South Africa’s seaside city of Cape Town is mired in a three-year drought and is poised to become the world's first major city to run out of water. The city will shut off municipal taps on "Day Zero," which is projected to be July 9.
But for many residents of the city’s sprawling, low-income townships, water has always been a rare commodity. Cape Town resident Welekazi Rangana says she’s struggling to understand how some residents of this seaside town are chafing under tight new water restrictions.
Ever since she can remember, she has treated water as a precious resource, and not by choice.
She has never, in her 53 years, taken a shower. That’s because her government-provided home in the impoverished Khayelitsha township does not have an indoor bathroom - much less a dishwasher or washing machine.
For years, she says, she, her husband, child and grandchild have bathed in the bedroom using a shallow bucket that holds about eight liters of water.
More than half of the four million residents affected by the city’s harsh new water restrictions live in Khayelitsha township. Like Rangana, the average township resident has, for years, used just 50 liters of water a day, according to official figures. That’s the latest target set by the city to avert “Day Zero.” Rangana says she doesn’t understand how her richer neighbors are struggling with that.
“It’s been not sitting right because [for] a long time, they were the ones who used the water, [and] we are the ones who were not wasting the water,” she told VOA. “But now, it doesn’t matter; now, if we were looking after water, now it’s all of us, we are in the same, like, now they are in our shoes,” she said.
No water, no income
Rangana neighbor, Ntombikayise Dondi, says the drought and water restrictions have hit her hard. She used to have a flourishing home garden. Now, she’s down to three wilted lines of spinach and some sad-looking cauliflower.
“This garden makes me cry, because I used to feed my family with this garden,” she said, surveying the brown, wilted plants.In previous years, she even grew enough to sell her bounty, which allowed her to buy what, in this neighborhood, is a major status symbol: a washing machine. Now, it sits idle and she spends four hours per week washing her family’s clothes by hand.
Scientists are still studying the cause of Cape Town’s predicament, though they say climate change is a likely culprit for the drought. But the city is also unusually dependent on rainfall, relying on three, rain-fed dams for all of its water. Three dry years have depleted them, but hydrologist Piotr Wolski of the University of Cape Town says the last drought at the turn of the 21st century has made the city fairly water-wise.

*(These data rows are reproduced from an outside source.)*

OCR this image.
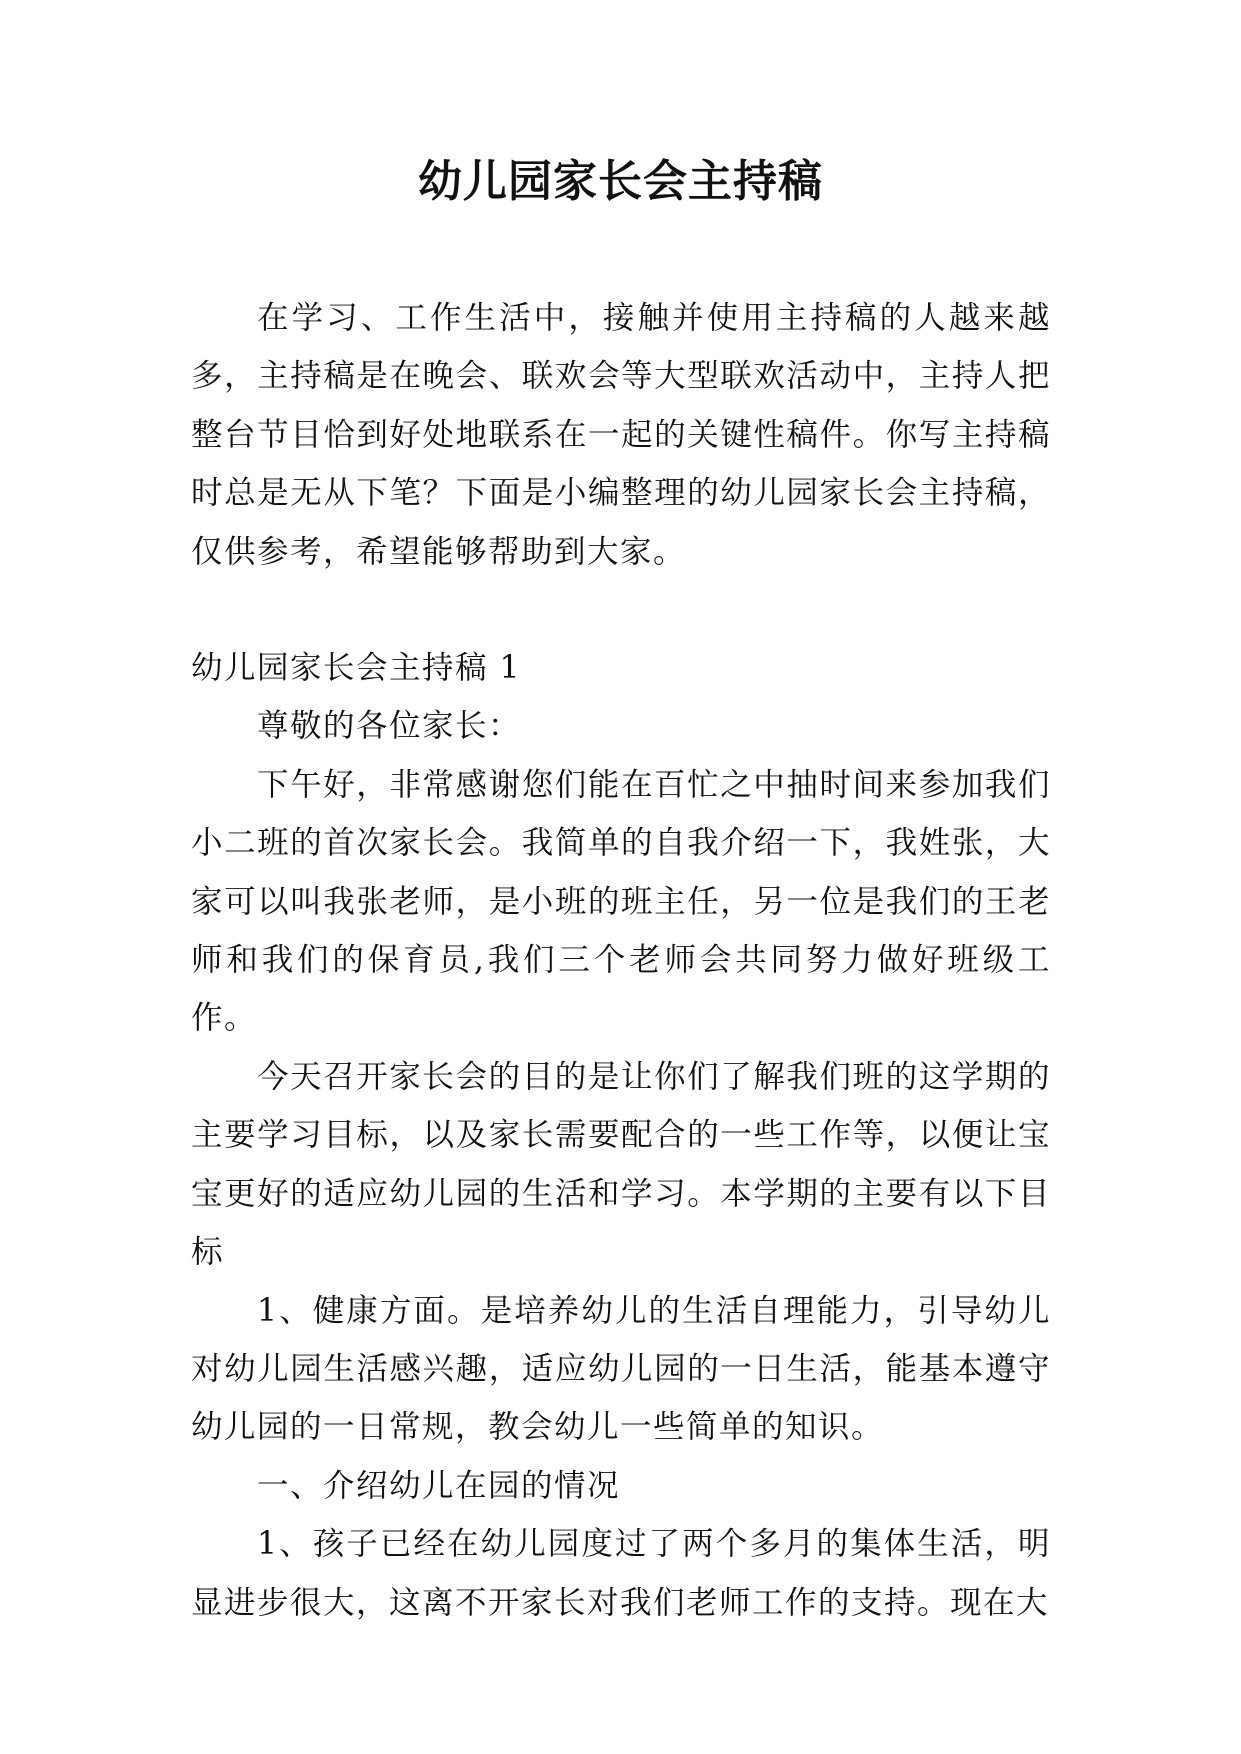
幼儿园家长会主持稿

在学习、工作生活中，接触并使用主持稿的人越来越多，主持稿是在晚会、联欢会等大型联欢活动中，主持人把整台节目恰到好处地联系在一起的关键性稿件。你写主持稿时总是无从下笔？下面是小编整理的幼儿园家长会主持稿，仅供参考，希望能够帮助到大家。

幼儿园家长会主持稿 1

尊敬的各位家长：

下午好，非常感谢您们能在百忙之中抽时间来参加我们小二班的首次家长会。我简单的自我介绍一下，我姓张，大家可以叫我张老师，是小班的班主任，另一位是我们的王老师和我们的保育员,我们三个老师会共同努力做好班级工作。

今天召开家长会的目的是让你们了解我们班的这学期的主要学习目标，以及家长需要配合的一些工作等，以便让宝宝更好的适应幼儿园的生活和学习。本学期的主要有以下目标

1、健康方面。是培养幼儿的生活自理能力，引导幼儿对幼儿园生活感兴趣，适应幼儿园的一日生活，能基本遵守幼儿园的一日常规，教会幼儿一些简单的知识。

一、介绍幼儿在园的情况

1、孩子已经在幼儿园度过了两个多月的集体生活，明显进步很大，这离不开家长对我们老师工作的支持。现在大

“Water demand is very strongly related to population growth,” he said. “And the population of Cape Town has grown, from what I’ve read, by 30 percent since 2000 until now. Yet the water demand hasn’t grown. So that campaign of reduction of leaks and demand management has compensated for the increasing demand that would result from the increasing population,” Wolski said.
But in Cape Town’s more affluent areas, residents are worried. At several sites in the city, residents already can fill up for free - up to 25 liters a person - at local springs. After “Day Zero,” the city plans to set up 200 public water collection points.
“We always used to just take water for granted,” said 70-year-old Cape Town resident Jean Gordon, as she and her husband collected their water. “Now we know what it is to struggle.”
She says she’s had to make some unorthodox adjustments to cope.
“Shower less,” she said. “Sharing, sharing the shower with the husband.”
But in poorer areas like Khayelitsha, where many residents have long relied on public taps, the parallels to the unfair apartheid regime are hard to ignore, says local activist and volunteer Mpumi Mhlalisi, who works with the Western Cape Water Caucus.
“The upcoming struggle now,” he said, “will not be a struggle for freedom, but a struggle for water.”